Отчасти так оно и было. Все произошло в серый предрассветный час, когда измотанный дорогой и душевным напряжением отец Флатис еще спал, закутавшись в старый и практически не защищающий от холода плащ. Старик все же успел почувствовать неладное и, рывком вывалившись из тревожного сна, хрипло крикнул, еще не успев открыть глаз:
- Тревога!
Стоящий на страже один из монахов едва заметно улыбнулся и пробормотал:
- Это всего лишь дурной сон, отче. Все хоро… - и захрипел, схватившись за ужаленное глубоко впившейся стрелкой горло.
- Тревога! – уже куда осмысленнее и громче крикнул отец Флатис, откидывая плащ в сторону. – Тревога!
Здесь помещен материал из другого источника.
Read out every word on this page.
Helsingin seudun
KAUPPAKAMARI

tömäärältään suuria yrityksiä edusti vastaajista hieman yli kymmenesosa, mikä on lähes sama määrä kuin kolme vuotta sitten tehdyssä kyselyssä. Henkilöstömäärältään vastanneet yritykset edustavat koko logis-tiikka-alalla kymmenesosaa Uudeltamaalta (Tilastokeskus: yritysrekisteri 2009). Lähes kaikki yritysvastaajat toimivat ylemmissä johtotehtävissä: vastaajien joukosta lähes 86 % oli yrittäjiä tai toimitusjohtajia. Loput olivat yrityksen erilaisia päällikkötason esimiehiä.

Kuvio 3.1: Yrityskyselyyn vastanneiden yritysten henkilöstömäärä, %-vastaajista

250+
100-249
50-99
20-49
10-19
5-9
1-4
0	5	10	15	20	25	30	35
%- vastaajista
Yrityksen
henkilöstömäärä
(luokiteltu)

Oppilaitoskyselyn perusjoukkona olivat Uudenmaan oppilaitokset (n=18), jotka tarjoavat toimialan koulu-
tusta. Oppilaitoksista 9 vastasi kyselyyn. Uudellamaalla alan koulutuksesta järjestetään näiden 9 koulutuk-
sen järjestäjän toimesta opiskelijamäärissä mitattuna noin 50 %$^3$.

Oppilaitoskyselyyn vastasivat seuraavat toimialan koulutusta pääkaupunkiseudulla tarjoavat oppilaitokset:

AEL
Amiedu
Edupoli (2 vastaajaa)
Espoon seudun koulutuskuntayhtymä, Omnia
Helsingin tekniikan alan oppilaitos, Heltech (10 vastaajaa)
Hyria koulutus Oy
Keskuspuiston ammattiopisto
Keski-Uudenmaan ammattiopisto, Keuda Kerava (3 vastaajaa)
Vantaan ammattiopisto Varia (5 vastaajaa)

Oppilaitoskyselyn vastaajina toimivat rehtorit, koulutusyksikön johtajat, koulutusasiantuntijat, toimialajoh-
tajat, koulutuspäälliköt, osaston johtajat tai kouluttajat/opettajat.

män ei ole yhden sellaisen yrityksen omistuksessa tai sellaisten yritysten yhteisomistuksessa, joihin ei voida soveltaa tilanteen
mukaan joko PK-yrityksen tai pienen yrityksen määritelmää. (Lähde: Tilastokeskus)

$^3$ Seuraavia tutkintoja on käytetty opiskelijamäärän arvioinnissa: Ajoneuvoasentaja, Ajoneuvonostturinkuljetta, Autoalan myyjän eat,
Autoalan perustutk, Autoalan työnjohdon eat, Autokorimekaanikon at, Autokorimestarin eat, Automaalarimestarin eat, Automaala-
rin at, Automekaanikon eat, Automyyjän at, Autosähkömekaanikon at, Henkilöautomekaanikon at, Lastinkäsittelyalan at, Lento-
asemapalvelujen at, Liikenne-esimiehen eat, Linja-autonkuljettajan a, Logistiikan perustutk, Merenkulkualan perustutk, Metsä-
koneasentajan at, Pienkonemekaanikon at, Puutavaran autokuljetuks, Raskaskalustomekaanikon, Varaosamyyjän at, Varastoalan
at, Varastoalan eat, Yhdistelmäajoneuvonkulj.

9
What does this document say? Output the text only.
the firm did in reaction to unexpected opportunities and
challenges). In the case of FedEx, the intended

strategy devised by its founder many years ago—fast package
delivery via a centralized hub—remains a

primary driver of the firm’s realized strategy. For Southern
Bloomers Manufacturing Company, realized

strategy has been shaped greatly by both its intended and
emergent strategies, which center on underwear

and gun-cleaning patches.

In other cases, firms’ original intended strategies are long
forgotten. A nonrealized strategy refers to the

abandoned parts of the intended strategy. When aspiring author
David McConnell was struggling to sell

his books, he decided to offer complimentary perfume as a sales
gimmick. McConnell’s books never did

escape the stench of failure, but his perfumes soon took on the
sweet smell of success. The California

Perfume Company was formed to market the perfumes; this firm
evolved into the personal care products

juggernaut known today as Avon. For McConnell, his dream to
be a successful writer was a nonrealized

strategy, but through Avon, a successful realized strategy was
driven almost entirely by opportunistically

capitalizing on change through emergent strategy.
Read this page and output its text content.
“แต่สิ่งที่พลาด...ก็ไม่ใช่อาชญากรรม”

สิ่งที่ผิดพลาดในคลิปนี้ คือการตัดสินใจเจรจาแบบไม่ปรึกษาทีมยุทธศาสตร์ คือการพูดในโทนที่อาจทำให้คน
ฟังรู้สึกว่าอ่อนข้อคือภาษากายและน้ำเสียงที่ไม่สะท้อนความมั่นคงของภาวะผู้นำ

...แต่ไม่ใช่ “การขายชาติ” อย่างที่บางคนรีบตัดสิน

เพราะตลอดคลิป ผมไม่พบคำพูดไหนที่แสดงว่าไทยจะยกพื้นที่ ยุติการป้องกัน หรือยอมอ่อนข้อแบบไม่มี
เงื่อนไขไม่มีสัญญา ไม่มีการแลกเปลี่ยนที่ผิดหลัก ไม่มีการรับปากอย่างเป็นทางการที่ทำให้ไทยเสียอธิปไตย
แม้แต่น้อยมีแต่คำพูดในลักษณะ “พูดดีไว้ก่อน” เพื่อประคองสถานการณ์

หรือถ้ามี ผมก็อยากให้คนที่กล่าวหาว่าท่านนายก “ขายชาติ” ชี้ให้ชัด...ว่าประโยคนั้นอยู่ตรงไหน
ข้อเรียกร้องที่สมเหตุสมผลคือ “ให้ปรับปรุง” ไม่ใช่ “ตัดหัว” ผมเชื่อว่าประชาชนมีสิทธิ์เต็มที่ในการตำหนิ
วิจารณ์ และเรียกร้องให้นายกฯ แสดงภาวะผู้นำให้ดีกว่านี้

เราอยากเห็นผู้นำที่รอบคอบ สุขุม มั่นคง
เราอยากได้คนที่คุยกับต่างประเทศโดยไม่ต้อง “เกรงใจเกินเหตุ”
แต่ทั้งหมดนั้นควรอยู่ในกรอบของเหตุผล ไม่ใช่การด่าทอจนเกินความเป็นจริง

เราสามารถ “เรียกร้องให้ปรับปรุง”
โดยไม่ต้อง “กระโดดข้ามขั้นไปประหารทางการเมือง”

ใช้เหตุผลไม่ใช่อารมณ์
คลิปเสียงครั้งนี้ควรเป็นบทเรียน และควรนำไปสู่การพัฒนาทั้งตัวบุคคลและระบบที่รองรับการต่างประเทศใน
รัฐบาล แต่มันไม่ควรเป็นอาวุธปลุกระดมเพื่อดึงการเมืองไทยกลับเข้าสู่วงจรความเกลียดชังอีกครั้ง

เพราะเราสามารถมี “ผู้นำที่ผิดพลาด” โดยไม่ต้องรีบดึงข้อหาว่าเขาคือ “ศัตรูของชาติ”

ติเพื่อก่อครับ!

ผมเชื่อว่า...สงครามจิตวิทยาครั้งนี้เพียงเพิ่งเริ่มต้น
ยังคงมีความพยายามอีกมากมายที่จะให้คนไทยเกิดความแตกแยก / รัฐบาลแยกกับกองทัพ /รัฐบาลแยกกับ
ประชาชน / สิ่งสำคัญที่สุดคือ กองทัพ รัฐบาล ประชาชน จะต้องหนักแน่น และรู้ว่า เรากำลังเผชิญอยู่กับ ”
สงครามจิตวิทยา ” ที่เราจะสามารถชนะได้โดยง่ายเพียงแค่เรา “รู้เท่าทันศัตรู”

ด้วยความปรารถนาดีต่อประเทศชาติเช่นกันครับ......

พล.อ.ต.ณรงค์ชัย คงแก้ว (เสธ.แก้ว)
Сонные люди вскакивали один за другим. Двое поселенцев, подскочив со сна, слепо бросились бежать, сами не зная куда, и вскоре упали, сраженные свистящими в воздухе стрелками из духовых трубок и хлипких луков.
- Приникнуть к земле! Закрыться! – продолжал кричать старый священник, широко разводя руки в стороны и по-прежнему не поднимаясь на ноги. – К земле!
В морозном воздухе зародилась небольшая искра, налилась опасной краснотой, запульсировала, а затем будто взорвалась, в одном мгновение увеличившись в тысячи раз и превратившись в ринувшуюся вперед огненную стену высотой с человеческий рост. Старому священнику и огненному магу отцу Флатису не требовалось искать энергию для сотворения заклинаний – намедни вечером он заснул прямо в центре бойкого магического смерча, находящегося прямо посреди выбранной для ночлега лощины. Заснул по старой укоренившейся привычке боевого мага.
Там, где прокатилась обжигающая огненная стена, раздались дикие вопли. Несколько пылающих фигурок подскочили с земли и закружились в безумном танце, размахивая горящими руками, топая ногами и непрестанно воя от дикой боли. Из их пальцев выпадали горящие трубки, луки с пережженной тетивой резко распрямлялись и тут же сгорали, обращаясь в уносимый ветром пепел. В ноздри живых ударил тяжелый запах горелого мяса.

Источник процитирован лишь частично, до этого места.